Remember, Rybread isn't necessarily going for next-level sandwich craft on par with Paesano's. Still, certain improvements, like salt-and-peppering the insides of the sandwiches, aren't beyond the compact cafe's limits. Like my fantasy team, the greens also need an upgrade. I'd ditch the Denver's damp heap of spring mix for snappy arugula, and while iceberg added crunch to the Santa Monica, butter or bibb would do the same job, plus add flavor. Down the line, I would love to see what Roseanne could do with the soups of the day.
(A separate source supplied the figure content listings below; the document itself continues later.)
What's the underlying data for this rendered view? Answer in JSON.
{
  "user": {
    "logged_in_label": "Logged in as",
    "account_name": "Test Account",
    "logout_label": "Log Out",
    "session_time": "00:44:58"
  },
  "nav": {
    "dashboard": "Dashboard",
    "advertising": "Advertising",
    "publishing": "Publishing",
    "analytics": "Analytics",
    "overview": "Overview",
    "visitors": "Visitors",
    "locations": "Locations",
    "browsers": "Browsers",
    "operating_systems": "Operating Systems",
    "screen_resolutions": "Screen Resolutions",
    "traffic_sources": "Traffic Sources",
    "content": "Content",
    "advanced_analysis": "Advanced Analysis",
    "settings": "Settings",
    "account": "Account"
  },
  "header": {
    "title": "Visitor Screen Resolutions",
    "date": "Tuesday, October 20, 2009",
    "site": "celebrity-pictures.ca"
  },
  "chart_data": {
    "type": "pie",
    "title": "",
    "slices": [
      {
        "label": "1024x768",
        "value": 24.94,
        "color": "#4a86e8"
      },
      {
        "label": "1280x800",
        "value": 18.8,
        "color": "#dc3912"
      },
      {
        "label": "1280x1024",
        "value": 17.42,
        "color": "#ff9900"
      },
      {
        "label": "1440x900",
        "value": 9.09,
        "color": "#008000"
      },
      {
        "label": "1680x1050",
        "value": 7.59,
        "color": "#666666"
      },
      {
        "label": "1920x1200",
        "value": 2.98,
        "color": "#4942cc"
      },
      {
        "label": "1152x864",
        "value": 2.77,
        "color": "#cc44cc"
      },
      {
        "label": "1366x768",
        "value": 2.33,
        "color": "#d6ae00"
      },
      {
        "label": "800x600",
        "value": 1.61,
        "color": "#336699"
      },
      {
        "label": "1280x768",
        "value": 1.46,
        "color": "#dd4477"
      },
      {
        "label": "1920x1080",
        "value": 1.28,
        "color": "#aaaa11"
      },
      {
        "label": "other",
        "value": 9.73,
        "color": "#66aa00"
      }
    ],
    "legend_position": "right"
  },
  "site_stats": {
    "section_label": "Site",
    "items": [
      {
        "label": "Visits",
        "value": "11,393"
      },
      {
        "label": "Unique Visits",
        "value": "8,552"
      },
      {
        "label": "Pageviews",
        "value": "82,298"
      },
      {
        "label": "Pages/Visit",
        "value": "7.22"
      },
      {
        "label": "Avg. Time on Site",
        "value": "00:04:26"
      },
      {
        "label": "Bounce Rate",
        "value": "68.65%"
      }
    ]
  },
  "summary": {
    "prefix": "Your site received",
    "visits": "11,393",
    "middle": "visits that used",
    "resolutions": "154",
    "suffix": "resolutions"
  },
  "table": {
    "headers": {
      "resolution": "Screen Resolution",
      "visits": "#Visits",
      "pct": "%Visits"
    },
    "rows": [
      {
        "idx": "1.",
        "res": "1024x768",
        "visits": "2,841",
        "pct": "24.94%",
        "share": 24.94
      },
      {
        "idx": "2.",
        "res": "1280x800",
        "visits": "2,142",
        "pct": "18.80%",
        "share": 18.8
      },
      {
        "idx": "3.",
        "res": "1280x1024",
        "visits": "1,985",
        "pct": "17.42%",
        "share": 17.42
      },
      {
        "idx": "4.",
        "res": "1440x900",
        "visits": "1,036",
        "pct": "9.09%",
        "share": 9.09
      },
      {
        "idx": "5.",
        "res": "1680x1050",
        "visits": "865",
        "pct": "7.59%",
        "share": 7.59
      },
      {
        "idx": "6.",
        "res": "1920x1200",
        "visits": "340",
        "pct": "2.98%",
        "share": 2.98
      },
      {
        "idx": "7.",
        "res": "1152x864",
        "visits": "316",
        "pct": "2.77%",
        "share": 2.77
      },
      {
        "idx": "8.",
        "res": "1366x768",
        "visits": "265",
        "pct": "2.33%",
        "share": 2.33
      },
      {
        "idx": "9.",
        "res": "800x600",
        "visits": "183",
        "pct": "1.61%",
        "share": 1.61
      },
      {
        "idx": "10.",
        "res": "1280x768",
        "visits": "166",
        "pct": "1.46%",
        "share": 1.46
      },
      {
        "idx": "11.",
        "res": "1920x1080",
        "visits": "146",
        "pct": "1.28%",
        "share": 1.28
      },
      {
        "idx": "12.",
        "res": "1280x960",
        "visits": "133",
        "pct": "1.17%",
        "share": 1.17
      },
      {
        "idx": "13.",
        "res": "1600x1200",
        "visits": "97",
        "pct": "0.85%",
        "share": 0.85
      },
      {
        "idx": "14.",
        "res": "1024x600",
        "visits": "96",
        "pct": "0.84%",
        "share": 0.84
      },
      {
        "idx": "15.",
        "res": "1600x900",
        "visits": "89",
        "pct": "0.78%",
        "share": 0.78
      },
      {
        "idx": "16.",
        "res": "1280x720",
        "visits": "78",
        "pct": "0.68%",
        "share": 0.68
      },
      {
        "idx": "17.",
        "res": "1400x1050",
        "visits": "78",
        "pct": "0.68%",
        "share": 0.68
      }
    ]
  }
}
The cups, currently outsourced, include a turkey chili with a bewitching, molelike spiciness, but also an oddly grainy texture.

Rybread is best at breakfast, when the Chestnut Hill coffee is iced and the Le Bus bagels are warm. In my OBX sandwich, fluffy, cooked-to-order eggs joined cheese and sausage on a dense, chewy multigrain bagel, a fine start to the day with a semi-soft cinnamon-scented scone and airy banana-chocolate chip muffin, both baked in-house by Papa Pollock.

(adam.erace@citypaper.net)

Rybread | 2319 Fairmount Ave., 215-769-0603, rybreadcafe.com. Open Mon.-Fri., 6:30 a.m.-3:30 p.m.; Sat.-Sun., 7 a.m.-3:30 p.m. Breakfast, $2.99-$3.49; salads, $6.95; sandwiches, $6.25-$8.50; soups, $3.75-$4.75. Wheelchair accessible

Comments

I really enjoy going to eat at Rybread. What I don't enjoy and actually become nauseous(sp) by is the incredibly tiresome reviews this reviewer Adam Erace gives out. They're consistently long boring tiresome and at the end of the day I really don't care what he has to say because through personal experience Ive found out he is 100% wrong. City paper you've lost yet another fan due to your lacking critic department.
by RFB on September 30th 2010 7:25 PM

Well done Adam. I'm jealous.

While more than capable of being incredibly tiresome during my City Paper days, I was never able to achieve reader nausea. The strongest reaction I ever managed was pissing off PETA which is child's play compared to evoking actual physical distress.